Yuliana Setiawati, Direktur Kompensasi Aparatur Sipil Negara mengatakan untuk sementara ini fully funded tersebut tidak bisa diberlakukan untuk seluruh PNS yang masih aktif maupun pensiunan dan kemungkinan mulai akan diterapkan Januari 2017.
Hal ini dikarenakan,untuk menerapkan sistem baru tersebut harus dilakukan evaluasi jabatan secara nasional tergantung kepada kebijakan pemerintah. “Kapan pemerintah bersedia menyiapkan suatu dana untuk sistem penggajian yang baru sekaligus dengan sistem pensiun yang baru,” kata Yuliana.
Perbedaan sistem baru tersebut yakni, jika Pay As You Go ditanggung sepenuhnya oleh Anggaran Pendapatan dan Belanja Negara (APBN), sedangkan fully funded ditanggung oleh pemerintah selaku pemberi kerja dan PNS selaku pekerja.
Sampai saat ini BKN sedang mengolah berapa perbandingan iuran antara pekerja dan pemberi kerja, serta berkoordinasi khususnya bersama Badan Kepegawaian Daerah (BKD) terkait berapa perbandingan iuran untuk peningkatan kesejahteraan PNS.
Faisal Rachman, Direktur Perencanaan Pengembangan dan Teknologi Informasi Taspen mengatakan sebagai perbandingan seperti Malaysia, Singapura, Korea, dan Philipina. “Jika dibandingkan dengan negara lain, umumnya mereka membutuhkan sekitar 20%-21% untuk membangun fully funded.
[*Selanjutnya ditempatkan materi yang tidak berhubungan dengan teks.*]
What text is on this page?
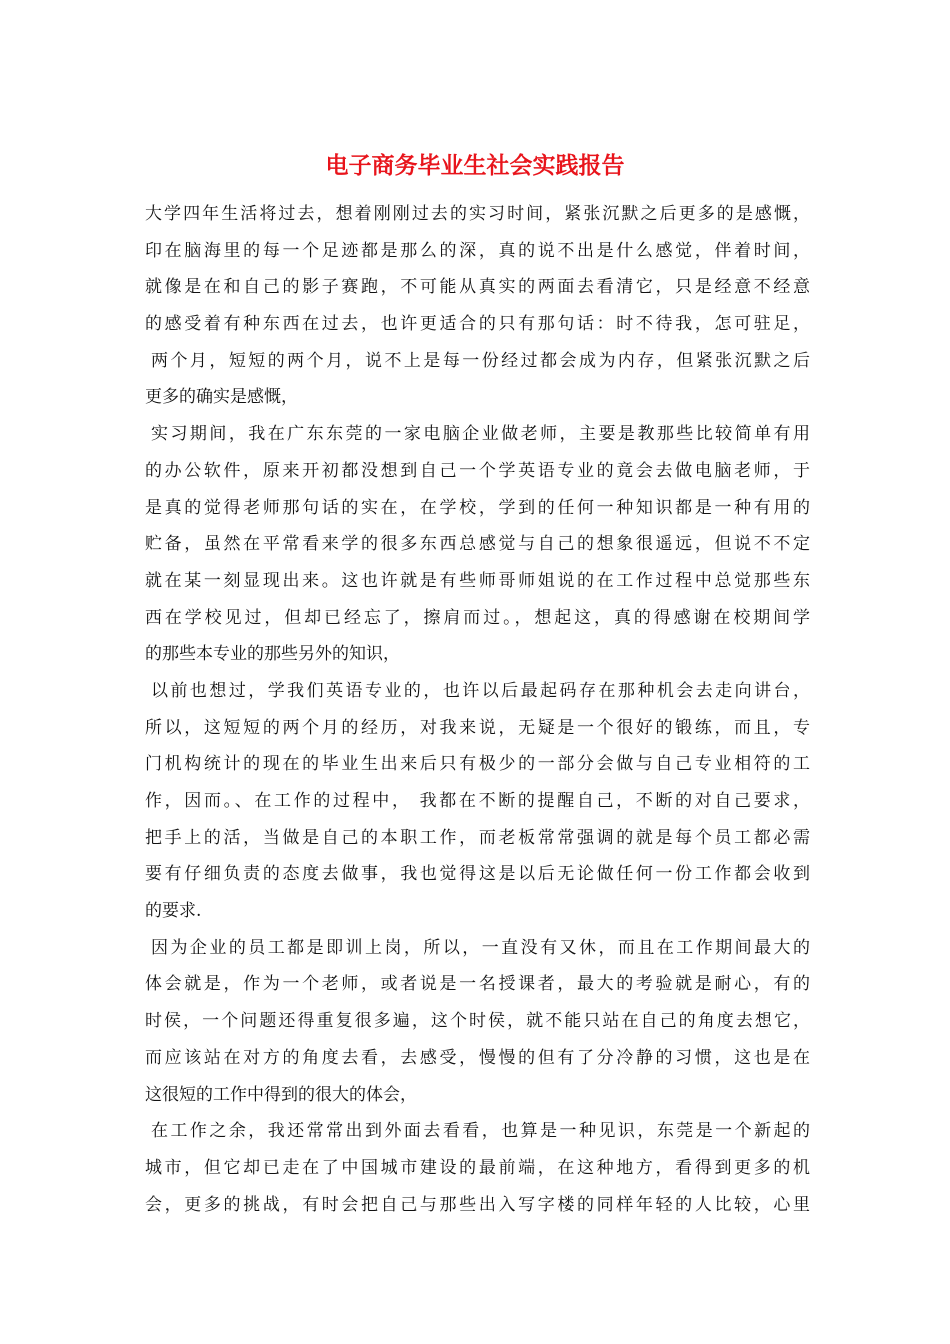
电子商务毕业生社会实践报告
大学四年生活将过去，想着刚刚过去的实习时间，紧张沉默之后更多的是感慨，
印在脑海里的每一个足迹都是那么的深，真的说不出是什么感觉，伴着时间，
就像是在和自己的影子赛跑，不可能从真实的两面去看清它，只是经意不经意
的感受着有种东西在过去，也许更适合的只有那句话：时不待我，怎可驻足，
两个月，短短的两个月，说不上是每一份经过都会成为内存，但紧张沉默之后
更多的确实是感慨，
实习期间，我在广东东莞的一家电脑企业做老师，主要是教那些比较简单有用
的办公软件，原来开初都没想到自己一个学英语专业的竟会去做电脑老师，于
是真的觉得老师那句话的实在，在学校，学到的任何一种知识都是一种有用的
贮备，虽然在平常看来学的很多东西总感觉与自己的想象很遥远，但说不不定
就在某一刻显现出来。这也许就是有些师哥师姐说的在工作过程中总觉那些东
西在学校见过，但却已经忘了，擦肩而过。，想起这，真的得感谢在校期间学
的那些本专业的那些另外的知识，
以前也想过，学我们英语专业的，也许以后最起码存在那种机会去走向讲台，
所以，这短短的两个月的经历，对我来说，无疑是一个很好的锻练，而且，专
门机构统计的现在的毕业生出来后只有极少的一部分会做与自己专业相符的工
作，因而。、在工作的过程中， 我都在不断的提醒自己，不断的对自己要求，
把手上的活，当做是自己的本职工作，而老板常常强调的就是每个员工都必需
要有仔细负责的态度去做事，我也觉得这是以后无论做任何一份工作都会收到
的要求.
因为企业的员工都是即训上岗，所以，一直没有又休，而且在工作期间最大的
体会就是，作为一个老师，或者说是一名授课者，最大的考验就是耐心，有的
时侯，一个问题还得重复很多遍，这个时侯，就不能只站在自己的角度去想它，
而应该站在对方的角度去看，去感受，慢慢的但有了分冷静的习惯，这也是在
这很短的工作中得到的很大的体会，
在工作之余，我还常常出到外面去看看，也算是一种见识，东莞是一个新起的
城市，但它却已走在了中国城市建设的最前端，在这种地方，看得到更多的机
会，更多的挑战，有时会把自己与那些出入写字楼的同样年轻的人比较，心里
Seperti di Malaysia iuran yang dibebankan untuk pekerja sekitar 8%, sedangkan 13% dibebankan kepada pemberi kerja, kata Faisal.
Untuk memulai sistem fully funded , perseroan sudah menerapkan pengumpulan dana yang dilakukan oleh peserta. “Untuk kedepannya dengan dana yang sudah perseroan kumpulkan kami akan mengajukan kepada Kementrian Keuangan untuk menerapkan sistem fully funded pada 2017 agar tidak terlalu membebankan ABPN,” katanya.
Menurut dia, mengacu pada 2014, dana pensiun yang dibebankan kepada APBN mencapai Rp 70 triliun sedangkan pada tahun ini meningkat menjadi Rp 80 triliun seiring meningkatnya jumlah pensiunan.
Saat ini perseroan sedang menyiapkan segala aspek yang berkaitan dengan upaya peningkatan kesejahteraan PNS. Salah satu strateginya yakni dengan menambah produk Jaminan Kecelakaan Kerja (JKK) dan Jaminan Kematian (JKM).
“Pada 2029 nanti akan dilihat produk mana saja yang sesuai dengan undang-undang jaminan sosial sebagai payung daripada undang-undang sistem SJSN yang nantinya baru akan dialihkan,” kata Faisal.
Perseroan saat ini sedang menyiapkan Rancangan Peraturan Pemerintah (RPP) maupun aturan-aturan teknis berkaitan dengan JKK dan JKM untuk PNS.